The bar isn't as high people image, and even for a middle-sized company getting a banking license is mostly a matter of investment and how serious they are about maintaining that activity in the long term. Any of the GAFAM already have or could have a operating internal banking arm if they wish it into existence.

bilsbie•5mo ago
Adults must be protected from themselves at all costs!
johnnyanmac•5mo ago
>The era of "move fast and break things" is colliding with domains where broken things ruin lives

I sure wish we could tell that to the AI industry that pushed such changes to begin with. This is a good control factor, but the true perpertrators are at large.

SR2Z•5mo ago
What exactly would you tell them? That they can't make hammers because someone could use them to commit a crime?

The tools are there. It's up to us to deal with them.

laughing_man•5mo ago
The Tea app was a perfect example of this. Vibe coded and released to the public, it shot up to the #1 spot that week in the app store.
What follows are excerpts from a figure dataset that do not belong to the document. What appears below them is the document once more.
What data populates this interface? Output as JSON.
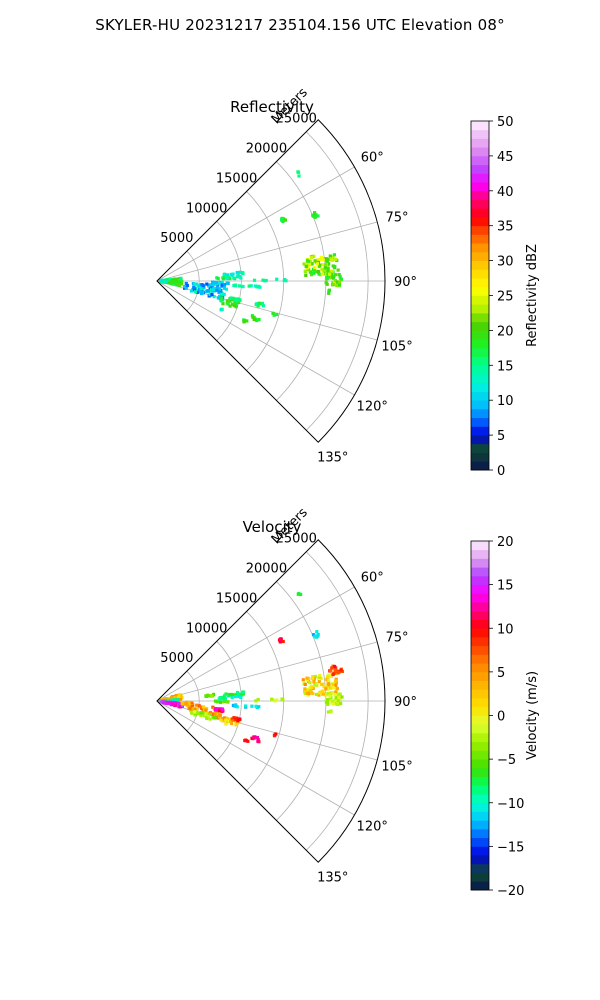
{
  "page_title": "SKYLER-HU  20231217  235104.156 UTC Elevation 08°",
  "chart_data": [
    {
      "type": "heatmap",
      "title": "Reflectivity",
      "projection": "polar sector",
      "range_axis_label": "Meters",
      "range_ticks": [
        5000,
        10000,
        15000,
        20000,
        25000
      ],
      "range_tick_labels": [
        "5000",
        "10000",
        "15000",
        "20000",
        "25000"
      ],
      "azimuth_range": [
        45,
        135
      ],
      "azimuth_ticks": [
        60,
        75,
        90,
        105,
        120,
        135
      ],
      "azimuth_tick_labels": [
        "60°",
        "75°",
        "90°",
        "105°",
        "120°",
        "135°"
      ],
      "grid": true,
      "colorbar": {
        "label": "Reflectivity dBZ",
        "min": 0,
        "max": 50,
        "ticks": [
          0,
          5,
          10,
          15,
          20,
          25,
          30,
          35,
          40,
          45,
          50
        ],
        "tick_labels": [
          "0",
          "5",
          "10",
          "15",
          "20",
          "25",
          "30",
          "35",
          "40",
          "45",
          "50"
        ],
        "stops": [
          {
            "v": 0,
            "c": "#0a1450"
          },
          {
            "v": 3,
            "c": "#0e4a30"
          },
          {
            "v": 5,
            "c": "#0000e0"
          },
          {
            "v": 7,
            "c": "#0060ff"
          },
          {
            "v": 9,
            "c": "#00b8ff"
          },
          {
            "v": 12,
            "c": "#00f0e0"
          },
          {
            "v": 15,
            "c": "#00ff90"
          },
          {
            "v": 18,
            "c": "#20f020"
          },
          {
            "v": 21,
            "c": "#50d000"
          },
          {
            "v": 23,
            "c": "#b0f000"
          },
          {
            "v": 26,
            "c": "#ffff00"
          },
          {
            "v": 29,
            "c": "#ffd000"
          },
          {
            "v": 32,
            "c": "#ff9000"
          },
          {
            "v": 34,
            "c": "#ff5000"
          },
          {
            "v": 36,
            "c": "#ff0000"
          },
          {
            "v": 39,
            "c": "#ff0080"
          },
          {
            "v": 41,
            "c": "#ff00ff"
          },
          {
            "v": 43,
            "c": "#c040ff"
          },
          {
            "v": 46,
            "c": "#e090f0"
          },
          {
            "v": 50,
            "c": "#fff0ff"
          }
        ]
      },
      "cells": [
        {
          "az": 84.5,
          "r": 19500,
          "daz": 7,
          "dr": 4000,
          "n": 95,
          "v": [
            17,
            26
          ]
        },
        {
          "az": 89.5,
          "r": 21000,
          "daz": 4,
          "dr": 2000,
          "n": 40,
          "v": [
            17,
            25
          ]
        },
        {
          "az": 67.5,
          "r": 20300,
          "daz": 2,
          "dr": 700,
          "n": 8,
          "v": [
            15,
            20
          ]
        },
        {
          "az": 64,
          "r": 16500,
          "daz": 1.5,
          "dr": 700,
          "n": 6,
          "v": [
            16,
            20
          ]
        },
        {
          "az": 53,
          "r": 21000,
          "daz": 1.5,
          "dr": 400,
          "n": 3,
          "v": [
            15,
            18
          ]
        },
        {
          "az": 93.5,
          "r": 20500,
          "daz": 1.5,
          "dr": 400,
          "n": 3,
          "v": [
            16,
            20
          ]
        },
        {
          "az": 92,
          "r": 1700,
          "daz": 18,
          "dr": 2500,
          "n": 120,
          "v": [
            11,
            21
          ]
        },
        {
          "az": 95,
          "r": 2200,
          "daz": 6,
          "dr": 1600,
          "n": 20,
          "v": [
            18,
            22
          ]
        },
        {
          "az": 100,
          "r": 5800,
          "daz": 13,
          "dr": 5000,
          "n": 80,
          "v": [
            6,
            14
          ]
        },
        {
          "az": 92.5,
          "r": 7500,
          "daz": 3,
          "dr": 2000,
          "n": 18,
          "v": [
            7,
            12
          ]
        },
        {
          "az": 98,
          "r": 7200,
          "daz": 3,
          "dr": 1000,
          "n": 14,
          "v": [
            7,
            12
          ]
        },
        {
          "az": 85,
          "r": 9200,
          "daz": 2,
          "dr": 2500,
          "n": 18,
          "v": [
            11,
            16
          ]
        },
        {
          "az": 87.5,
          "r": 8500,
          "daz": 1.5,
          "dr": 3000,
          "n": 14,
          "v": [
            12,
            18
          ]
        },
        {
          "az": 93.5,
          "r": 10500,
          "daz": 1.5,
          "dr": 3500,
          "n": 12,
          "v": [
            12,
            16
          ]
        },
        {
          "az": 106,
          "r": 9000,
          "daz": 6,
          "dr": 2200,
          "n": 26,
          "v": [
            15,
            22
          ]
        },
        {
          "az": 103,
          "r": 9500,
          "daz": 2,
          "dr": 1200,
          "n": 12,
          "v": [
            12,
            17
          ]
        },
        {
          "az": 111,
          "r": 12500,
          "daz": 2,
          "dr": 1000,
          "n": 8,
          "v": [
            16,
            21
          ]
        },
        {
          "az": 103,
          "r": 12500,
          "daz": 2,
          "dr": 1000,
          "n": 10,
          "v": [
            13,
            18
          ]
        },
        {
          "az": 114.5,
          "r": 11500,
          "daz": 1.5,
          "dr": 600,
          "n": 5,
          "v": [
            17,
            21
          ]
        },
        {
          "az": 106,
          "r": 14500,
          "daz": 1,
          "dr": 600,
          "n": 4,
          "v": [
            16,
            20
          ]
        },
        {
          "az": 89.5,
          "r": 13500,
          "daz": 1,
          "dr": 4000,
          "n": 8,
          "v": [
            13,
            18
          ]
        },
        {
          "az": 114,
          "r": 8500,
          "daz": 1,
          "dr": 400,
          "n": 3,
          "v": [
            12,
            16
          ]
        }
      ]
    },
    {
      "type": "heatmap",
      "title": "Velocity",
      "projection": "polar sector",
      "range_axis_label": "Meters",
      "range_ticks": [
        5000,
        10000,
        15000,
        20000,
        25000
      ],
      "range_tick_labels": [
        "5000",
        "10000",
        "15000",
        "20000",
        "25000"
      ],
      "azimuth_range": [
        45,
        135
      ],
      "azimuth_ticks": [
        60,
        75,
        90,
        105,
        120,
        135
      ],
      "azimuth_tick_labels": [
        "60°",
        "75°",
        "90°",
        "105°",
        "120°",
        "135°"
      ],
      "grid": true,
      "colorbar": {
        "label": "Velocity (m/s)",
        "min": -20,
        "max": 20,
        "ticks": [
          -20,
          -15,
          -10,
          -5,
          0,
          5,
          10,
          15,
          20
        ],
        "tick_labels": [
          "−20",
          "−15",
          "−10",
          "−5",
          "0",
          "5",
          "10",
          "15",
          "20"
        ],
        "stops": [
          {
            "v": -20,
            "c": "#0a1450"
          },
          {
            "v": -18,
            "c": "#0e4a30"
          },
          {
            "v": -16,
            "c": "#0000e0"
          },
          {
            "v": -14,
            "c": "#0060ff"
          },
          {
            "v": -12,
            "c": "#00c8ff"
          },
          {
            "v": -10,
            "c": "#00ffd0"
          },
          {
            "v": -8,
            "c": "#00ff60"
          },
          {
            "v": -6,
            "c": "#40e000"
          },
          {
            "v": -3,
            "c": "#a0f000"
          },
          {
            "v": -1,
            "c": "#e0ff30"
          },
          {
            "v": 1,
            "c": "#ffe000"
          },
          {
            "v": 3,
            "c": "#ffc000"
          },
          {
            "v": 6,
            "c": "#ff8000"
          },
          {
            "v": 8,
            "c": "#ff4000"
          },
          {
            "v": 10,
            "c": "#ff0000"
          },
          {
            "v": 12,
            "c": "#ff0080"
          },
          {
            "v": 14,
            "c": "#ff00ff"
          },
          {
            "v": 16,
            "c": "#b040ff"
          },
          {
            "v": 18,
            "c": "#e0a0f0"
          },
          {
            "v": 20,
            "c": "#fff0ff"
          }
        ]
      },
      "cells": [
        {
          "az": 84.5,
          "r": 19500,
          "daz": 7,
          "dr": 4000,
          "n": 95,
          "v": [
            -3,
            6
          ]
        },
        {
          "az": 80,
          "r": 21500,
          "daz": 3,
          "dr": 1500,
          "n": 20,
          "v": [
            6,
            11
          ]
        },
        {
          "az": 89.5,
          "r": 21000,
          "daz": 4,
          "dr": 2000,
          "n": 40,
          "v": [
            -4,
            0
          ]
        },
        {
          "az": 67.5,
          "r": 20300,
          "daz": 2,
          "dr": 700,
          "n": 8,
          "v": [
            -13,
            -10
          ]
        },
        {
          "az": 64,
          "r": 16500,
          "daz": 1.5,
          "dr": 700,
          "n": 6,
          "v": [
            9,
            12
          ]
        },
        {
          "az": 53,
          "r": 21000,
          "daz": 1.5,
          "dr": 400,
          "n": 3,
          "v": [
            -8,
            -6
          ]
        },
        {
          "az": 93.5,
          "r": 20500,
          "daz": 1.5,
          "dr": 400,
          "n": 3,
          "v": [
            -4,
            -2
          ]
        },
        {
          "az": 80,
          "r": 1800,
          "daz": 12,
          "dr": 2400,
          "n": 50,
          "v": [
            1,
            6
          ]
        },
        {
          "az": 90,
          "r": 1500,
          "daz": 8,
          "dr": 2200,
          "n": 50,
          "v": [
            -12,
            -7
          ]
        },
        {
          "az": 100,
          "r": 1800,
          "daz": 10,
          "dr": 2600,
          "n": 50,
          "v": [
            12,
            17
          ]
        },
        {
          "az": 95,
          "r": 3600,
          "daz": 6,
          "dr": 1400,
          "n": 22,
          "v": [
            2,
            7
          ]
        },
        {
          "az": 101,
          "r": 5800,
          "daz": 10,
          "dr": 4000,
          "n": 60,
          "v": [
            1,
            8
          ]
        },
        {
          "az": 107,
          "r": 5800,
          "daz": 6,
          "dr": 3000,
          "n": 30,
          "v": [
            -5,
            -1
          ]
        },
        {
          "az": 98,
          "r": 7400,
          "daz": 3,
          "dr": 1000,
          "n": 14,
          "v": [
            10,
            15
          ]
        },
        {
          "az": 84,
          "r": 6500,
          "daz": 2,
          "dr": 1500,
          "n": 10,
          "v": [
            -6,
            -3
          ]
        },
        {
          "az": 90.5,
          "r": 7500,
          "daz": 1.5,
          "dr": 2000,
          "n": 12,
          "v": [
            -6,
            -3
          ]
        },
        {
          "az": 85,
          "r": 9200,
          "daz": 2,
          "dr": 2500,
          "n": 18,
          "v": [
            -9,
            -6
          ]
        },
        {
          "az": 87.5,
          "r": 8500,
          "daz": 1.5,
          "dr": 3000,
          "n": 14,
          "v": [
            -11,
            -8
          ]
        },
        {
          "az": 93.5,
          "r": 10500,
          "daz": 1.5,
          "dr": 3500,
          "n": 12,
          "v": [
            -13,
            -10
          ]
        },
        {
          "az": 106,
          "r": 9000,
          "daz": 6,
          "dr": 2200,
          "n": 26,
          "v": [
            -1,
            6
          ]
        },
        {
          "az": 103,
          "r": 9500,
          "daz": 2,
          "dr": 1200,
          "n": 12,
          "v": [
            6,
            11
          ]
        },
        {
          "az": 111,
          "r": 12500,
          "daz": 2,
          "dr": 1000,
          "n": 10,
          "v": [
            8,
            13
          ]
        },
        {
          "az": 114.5,
          "r": 11500,
          "daz": 1.5,
          "dr": 600,
          "n": 5,
          "v": [
            8,
            11
          ]
        },
        {
          "az": 106,
          "r": 14500,
          "daz": 1,
          "dr": 600,
          "n": 4,
          "v": [
            8,
            11
          ]
        },
        {
          "az": 89.5,
          "r": 13500,
          "daz": 1,
          "dr": 4000,
          "n": 8,
          "v": [
            -4,
            0
          ]
        }
      ]
    }
  ]
}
All without the slightest bit of data security. If you had the right URL you could download the entire user database, since the LLM they used to create it didn't think data security was important.

BoredPositron•5mo ago
It was an open bucket let's not pretend that this isn't a daily occurrence with human devs.
1oooqooq•5mo ago
llm just amplify the crap bloogers roleplaying as dev publish. only you assumed otherwise.
is_true•5mo ago
In Europe and US
miohtama•5mo ago
Google backs off after the noise

https://x.com/newsfromgoogle/status/1955741506440192463?s=52...

smitty1e•5mo ago
Will there be some Orewellian tipping point when people begin to revert to barter in order to enjoy a bit of, you know, liberty?
fontsgenerator•5mo ago
Makes sense—Google wants to avoid regulatory risk. Unlicensed wallets handling real money are a huge liability
Suppafly•5mo ago
Good. If apps want to pretend to be banks, they need to actually follow rules that banks do.